The test campaign is planned for 10 to 20 flights. The commercial platform is intended to be a 10- to 20-seat aircraft.

=== DHC-8 ===
In October 2021, ZeroAvia announced a collaboration with Alaska Airlines to develop the ZA-2000 hydrogen-electric powertrain, capable of producing between 2,000 kW and 5,000 kW, to power 76-seat regional aircraft with a range of at least 500 nmi.

In December 2021, ZeroAvia entered into a partnership with De Havilland Canada with a view to offering the ZA-2000 powertrain as an option for the DHC-8 airliner, as a line-fit option for new aircraft and as an approved retrofit for existing aircraft.

In May 2023, ZeroAvia unveiled a DHC-8 Q400 donated by Alaska Airlines for use as a testbed aircraft.

== Operations ==

=== Finances ===

==== 2020 ====
Announced 16 December 2020, ZeroAvia raised $21.4 million in Series A financing led by the Bill Gates-backed power investing fund, Breakthrough Energy Ventures and environmental sustainability VC firm Ecosystem Integrity Fund. Existing investors Sweden's Summa Equity, the venture investing arm of Royal Dutch Shell, private individual Ihar Mahaniok, Hong Kong fund Horizons Ventures, and Amazon's Climate Pledge Fund also participated. At the same time, the firm also received a grant from London-based the Aerospace Technology Institute, Innovate UK, and the UK's Department for Business, Energy & Industrial Strategy, totalling $16.3 million.

==== 2021 ====
Announced on 31 March 2021, ZeroAvia raised $24.3 million in a second round of Series A financing. This round was led by existing investor Horizons Ventures and included previous investors Breakthrough Energy Ventures, Royal Dutch Shell, Summa Equity, and SYSTEMIQ, alongside new investor British Airways.
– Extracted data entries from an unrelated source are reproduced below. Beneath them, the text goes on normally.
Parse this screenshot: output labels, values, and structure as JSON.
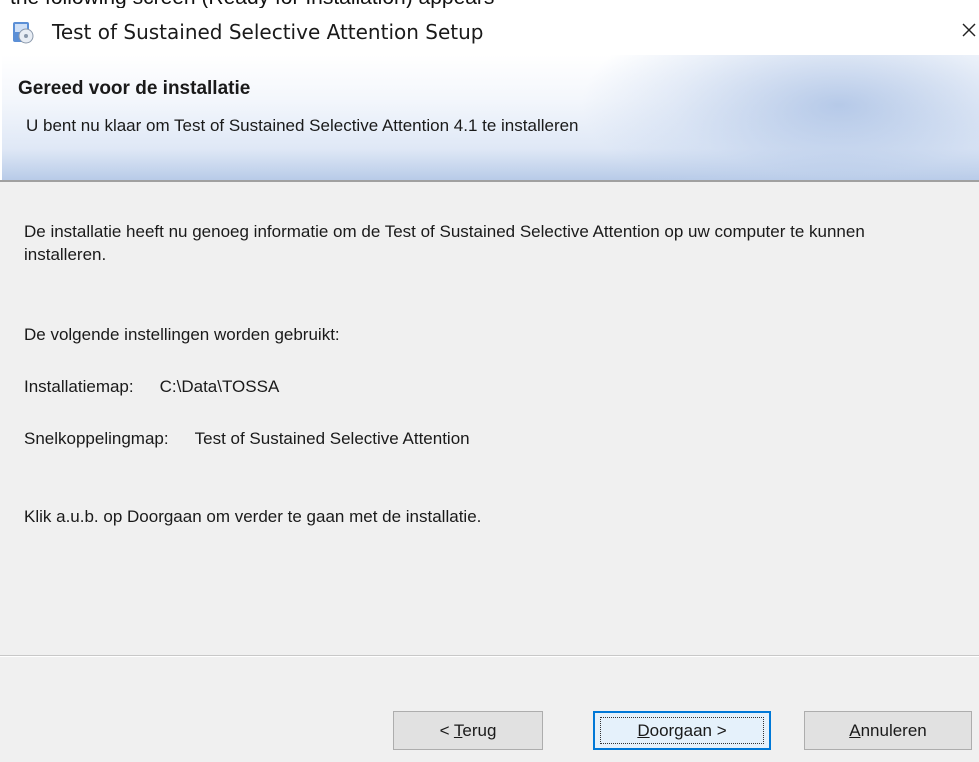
{
  "document_fragment": "the following screen (Ready for Installation) appears",
  "window": {
    "title": "Test of Sustained Selective Attention Setup",
    "close_glyph": "×"
  },
  "header": {
    "title": "Gereed voor de installatie",
    "subtitle": "U bent nu klaar om Test of Sustained Selective Attention 4.1 te installeren"
  },
  "body": {
    "info_text": "De installatie heeft nu genoeg informatie om de Test of Sustained Selective Attention op uw computer te kunnen installeren.",
    "settings_intro": "De volgende instellingen worden gebruikt:",
    "install_dir_label": "Installatiemap:",
    "install_dir_value": "C:\\Data\\TOSSA",
    "shortcut_label": "Snelkoppelingmap:",
    "shortcut_value": "Test of Sustained Selective Attention",
    "continue_text": "Klik a.u.b. op Doorgaan om verder te gaan met de installatie."
  },
  "buttons": {
    "back": {
      "prefix": "< ",
      "mnemonic": "T",
      "rest": "erug"
    },
    "next": {
      "prefix": "",
      "mnemonic": "D",
      "rest": "oorgaan >"
    },
    "cancel": {
      "prefix": "",
      "mnemonic": "A",
      "rest": "nnuleren"
    }
  },
  "colors": {
    "accent_focus": "#0078d7",
    "banner_blue": "#b8cbe8",
    "dialog_bg": "#f0f0f0"
  },
  "icons": {
    "app": "installer-disk-icon",
    "close": "close-icon"
  }
}
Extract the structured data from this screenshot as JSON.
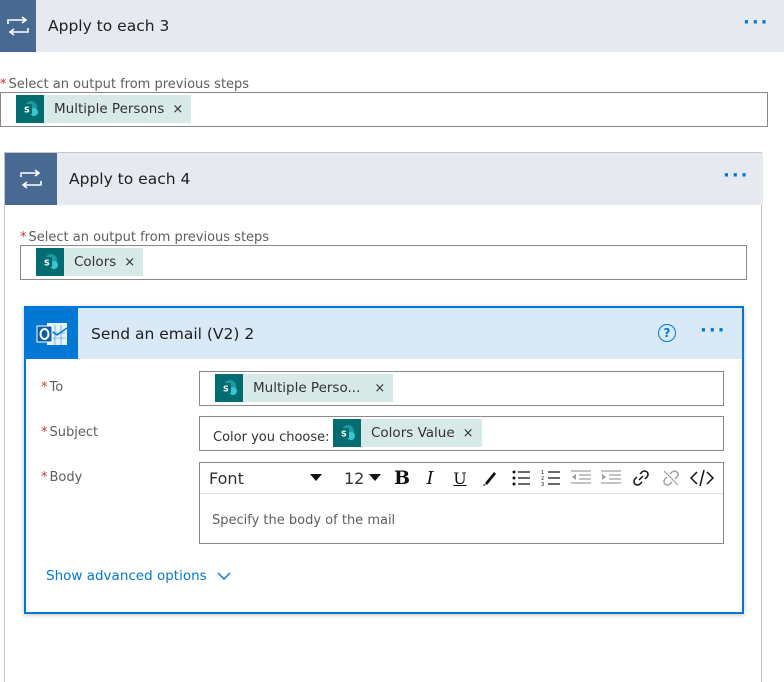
{
  "outer_loop": {
    "title": "Apply to each 3",
    "menu": "···",
    "field_label": "Select an output from previous steps",
    "token": {
      "label": "Multiple Persons",
      "remove": "×"
    }
  },
  "inner_loop": {
    "title": "Apply to each 4",
    "menu": "···",
    "field_label": "Select an output from previous steps",
    "token": {
      "label": "Colors",
      "remove": "×"
    }
  },
  "email": {
    "title": "Send an email (V2) 2",
    "help": "?",
    "menu": "···",
    "to": {
      "label": "To",
      "token": {
        "label": "Multiple Perso...",
        "remove": "×"
      }
    },
    "subject": {
      "label": "Subject",
      "prefix": "Color you choose:",
      "token": {
        "label": "Colors Value",
        "remove": "×"
      }
    },
    "body": {
      "label": "Body",
      "font": "Font",
      "size": "12",
      "bold": "B",
      "italic": "I",
      "underline": "U",
      "placeholder": "Specify the body of the mail"
    },
    "advanced": "Show advanced options"
  },
  "required_mark": "*",
  "icons": {
    "loop": "loop-icon",
    "sharepoint": "sharepoint-icon",
    "outlook": "outlook-icon"
  },
  "colors": {
    "loop_accent": "#486991",
    "loop_header_bg": "#e6e9f0",
    "email_accent": "#0078d4",
    "email_header_bg": "#d9e9f8",
    "token_bg": "#d8eae8",
    "sharepoint": "#036c70",
    "required": "#d13438"
  }
}
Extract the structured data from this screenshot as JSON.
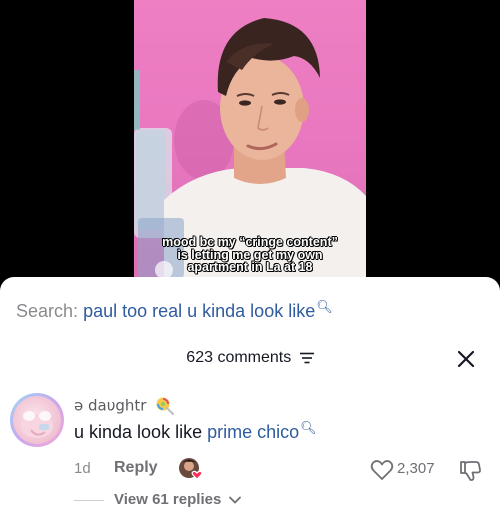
{
  "video": {
    "caption_lines": [
      "mood bc my “cringe content”",
      "is letting me get my own",
      "apartment in La at 18"
    ]
  },
  "search": {
    "prefix": "Search:",
    "query": "paul too real u kinda look like",
    "icon": "magnifier-icon"
  },
  "comments_header": {
    "count_label": "623 comments",
    "filter_icon": "filter-icon",
    "close_icon": "close-icon"
  },
  "comment": {
    "username": "ə daυghtr",
    "badge_icon": "lollipop-icon",
    "text": "u kinda look like ",
    "link_text": "prime chico",
    "time": "1d",
    "reply_label": "Reply",
    "like_count": "2,307",
    "view_replies": "View 61 replies"
  },
  "colors": {
    "link": "#2f5c9f",
    "muted": "#8a8a8e",
    "text": "#161823",
    "video_bg": "#e978c0"
  }
}
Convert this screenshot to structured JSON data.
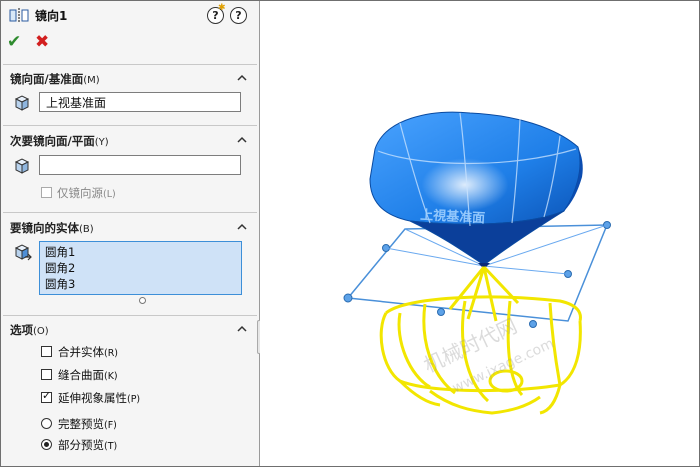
{
  "feature": {
    "title": "镜向1",
    "help_left": "?",
    "help_right": "?"
  },
  "actions": {
    "ok_icon": "check-icon",
    "cancel_icon": "x-icon"
  },
  "mirror_face": {
    "title": "镜向面/基准面",
    "hotkey": "(M)",
    "value": "上视基准面"
  },
  "secondary_face": {
    "title": "次要镜向面/平面",
    "hotkey": "(Y)",
    "value": "",
    "only_source_label": "仅镜向源",
    "only_source_hotkey": "(L)",
    "only_source_checked": false
  },
  "bodies": {
    "title": "要镜向的实体",
    "hotkey": "(B)",
    "items": [
      "圆角1",
      "圆角2",
      "圆角3"
    ]
  },
  "options": {
    "title": "选项",
    "hotkey": "(O)",
    "merge_label": "合并实体",
    "merge_hotkey": "(R)",
    "merge_checked": false,
    "knit_label": "缝合曲面",
    "knit_hotkey": "(K)",
    "knit_checked": false,
    "propagate_label": "延伸视象属性",
    "propagate_hotkey": "(P)",
    "propagate_checked": true,
    "full_preview_label": "完整预览",
    "full_preview_hotkey": "(F)",
    "partial_preview_label": "部分预览",
    "partial_preview_hotkey": "(T)",
    "preview_mode": "partial"
  },
  "viewport": {
    "model_text": "上視基准面",
    "watermark_cn": "机械时代网",
    "watermark_url": "www.jxage.com"
  },
  "colors": {
    "body": "#1f7fe8",
    "preview": "#f2e600",
    "plane": "#4a90d9",
    "ok": "#2e8b2e",
    "cancel": "#d21f1f"
  }
}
Announced on 29 June 2021, ZeroAvia raised $13 million from six existing investors–Breakthrough, Climate Pledge Fund, Horizons, Shell, Summa, and SYSTEMIQ–with four new investors coming on-board, including SGH Capital, AP Ventures, Alumni Ventures, and Agartha Fund LP.

Announced on 13 December 2021, ZeroAvia raised $35 million in Series B financing that brought in new investors United Airlines Ventures and the Alaska Air Group, alongside previous investors AP Ventures, Horizons Ventures, Royal Dutch Shell, Breakthrough Energy Ventures, Summa Equity, and Amazon's Climate Pledge Fund.

==== 2023 ====
In September 2023, ZeroAvia announced a new financing round, with Airbus as a lead investor. Airbus will also collaborate with ZeroAvia on approaches to certification and technical aspects such as fuelling operations and fuel-cell testing. Other investors in this round include Neom Investment Fund, Barclays Sustainable Impact Capital, Alaska Airlines, Horizons Ventures, Breakthrough Energy Ventures, and Ecosystem Integrity Fund.

The company signed a memorandum of understanding with Verne to evaluate cryo-compressed hydrogen (CcH_{2}) for use in its planes. Cryo-compressed hydrogen stores gaseous hydrogen at cold temperatures, achieving energy density 40% higher than liquid hydrogen and 200% percent more than (350 bar) gaseous hydrogen. Verne claimed that CcH_{2} can significantly lower densification costs and refueling times versus liquid hydrogen, while increasing storage duration and potentially eliminating pressure management (venting).